Dataset Splits Yes MNIST (Le Cun et al., 1998) is a classic handwritten digit image classification data set with 10 mutually exclusive classes. We split the original training set into 55,000 training images and 5,000 validation images, and used the official test set of 10,000 images. ... Fashion MNIST (Xiao et al., 2017) ... We split the original training set into 55,000 training images and 5,000 validation images, and used the official test set of 10,000 images. ... CIFAR-10 (Krizhevsky, 2009) ... We split the original training set into 45,000 training images and 5,000 validation images. We used the official test set of 10,000 images. ... Image Net (Russakovsky et al., 2015) ... We split the official training set into 1,281,167 training images and 50,045 test images, and used the official validation set of 50,000 images. ... LM1B (Chelba et al., 2014) ... We used the official training set and created validation and test sets using files news.en.heldout00000-of-00050 and news.en.heldout-00001-of-00050, respectively. These splits contain 30,301,028; 6,075; and 6,206 sentences, respectively. ... Common Crawl ... We randomly partitioned the sentences into a training set (99.98%) and a holdout set (0.02%). Our training set contains 25.8 billion sentences. We used the first 6,075 sentences of the holdout set as our validation set.

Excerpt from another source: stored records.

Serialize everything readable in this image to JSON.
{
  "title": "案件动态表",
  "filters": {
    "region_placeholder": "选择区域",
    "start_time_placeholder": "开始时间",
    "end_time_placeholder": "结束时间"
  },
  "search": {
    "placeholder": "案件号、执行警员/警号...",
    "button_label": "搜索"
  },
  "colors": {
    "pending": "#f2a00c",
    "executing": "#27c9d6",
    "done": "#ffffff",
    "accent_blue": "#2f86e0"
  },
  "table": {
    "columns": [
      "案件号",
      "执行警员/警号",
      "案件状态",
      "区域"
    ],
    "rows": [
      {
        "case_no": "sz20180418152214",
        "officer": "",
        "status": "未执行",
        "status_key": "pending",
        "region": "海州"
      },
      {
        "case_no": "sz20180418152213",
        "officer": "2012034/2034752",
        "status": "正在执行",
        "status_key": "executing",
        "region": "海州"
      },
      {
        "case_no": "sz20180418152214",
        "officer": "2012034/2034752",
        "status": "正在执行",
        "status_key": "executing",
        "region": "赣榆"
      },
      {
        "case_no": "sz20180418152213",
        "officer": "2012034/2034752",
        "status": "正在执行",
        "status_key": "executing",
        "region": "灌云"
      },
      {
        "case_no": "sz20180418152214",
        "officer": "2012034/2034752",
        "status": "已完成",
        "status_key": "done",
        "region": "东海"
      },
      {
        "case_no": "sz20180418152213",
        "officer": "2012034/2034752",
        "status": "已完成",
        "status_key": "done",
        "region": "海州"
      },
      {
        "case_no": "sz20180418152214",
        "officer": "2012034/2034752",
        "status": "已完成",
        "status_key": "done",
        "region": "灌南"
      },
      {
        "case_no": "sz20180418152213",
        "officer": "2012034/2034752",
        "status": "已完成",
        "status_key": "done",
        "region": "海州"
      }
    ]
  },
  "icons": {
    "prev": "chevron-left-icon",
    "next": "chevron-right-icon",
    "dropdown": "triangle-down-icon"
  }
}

Hardware Specification No The paper mentions 'modern GPUs and custom accelerators' and 'TPU pods' as examples of systems where training time depends only on the number of training steps, but it does not specify the particular hardware used for their own experiments.
Software Dependencies No The paper references 'TensorFlow' multiple times, including its 'Momentum Optimizer class' and 'tf.image.per image standardization' operation, but it does not provide specific version numbers for TensorFlow or any other software libraries used. Footnote 19 mentions a TensorFlow T2T utility for processing data, but again, no specific version.

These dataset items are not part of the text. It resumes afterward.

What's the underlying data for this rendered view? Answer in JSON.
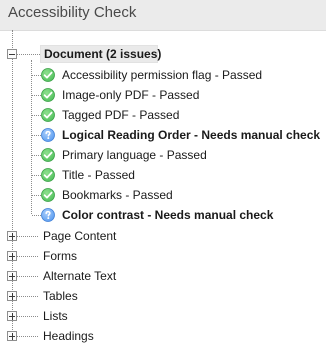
{
  "panel": {
    "title": "Accessibility Check"
  },
  "tree": {
    "root": {
      "label": "Document (2 issues)",
      "expanded": true,
      "children": [
        {
          "label": "Accessibility permission flag - Passed",
          "status": "passed",
          "icon": "check-icon",
          "bold": false
        },
        {
          "label": "Image-only PDF - Passed",
          "status": "passed",
          "icon": "check-icon",
          "bold": false
        },
        {
          "label": "Tagged PDF - Passed",
          "status": "passed",
          "icon": "check-icon",
          "bold": false
        },
        {
          "label": "Logical Reading Order - Needs manual check",
          "status": "manual",
          "icon": "question-icon",
          "bold": true
        },
        {
          "label": "Primary language - Passed",
          "status": "passed",
          "icon": "check-icon",
          "bold": false
        },
        {
          "label": "Title - Passed",
          "status": "passed",
          "icon": "check-icon",
          "bold": false
        },
        {
          "label": "Bookmarks - Passed",
          "status": "passed",
          "icon": "check-icon",
          "bold": false
        },
        {
          "label": "Color contrast - Needs manual check",
          "status": "manual",
          "icon": "question-icon",
          "bold": true
        }
      ]
    },
    "categories": [
      {
        "label": "Page Content",
        "expanded": false
      },
      {
        "label": "Forms",
        "expanded": false
      },
      {
        "label": "Alternate Text",
        "expanded": false
      },
      {
        "label": "Tables",
        "expanded": false
      },
      {
        "label": "Lists",
        "expanded": false
      },
      {
        "label": "Headings",
        "expanded": false
      }
    ]
  },
  "colors": {
    "passed": "#4fbf5c",
    "manual": "#5a9cf0"
  }
}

Experiment Setup Yes In all experiments, we independently tuned the metaparameters at each batch size, including the initial learning rate η0 and, when learning rate decay was used, the decay schedule (α, T). Also, unless otherwise specified, we used the Nesterov momentum optimizer (Sutskever et al., 2013) and tuned the momentum γ. We used quasirandom search (Bousquet et al., 2017) to tune the metaparameters with equal budgets of non-divergent13 trials for different batch sizes. ... We used decay for Res Net-8, Res Net-50, and VGG-11, which significantly reduced training time for those models. We selected our decay function by running an extensive set of experiments with Res Net-50 on Image Net (see Appendix C for details). We chose linear decay because it performed at least as well as all other schedules we tried, while also being the simplest and requiring only two additional metaparameters. ... We used label smoothing (Szegedy et al., 2016) to regularize training in our experiments with Res Net-50 on Image Net. ... We replaced batch normalization (Ioffe and Szegedy, 2015) with ghost batch normalization to keep the training objective fixed between batch sizes... We used a ghost batch size of 32 for all experiments. Appendix B provides full architectural details for each model, including number of layers, filter sizes, and activation functions.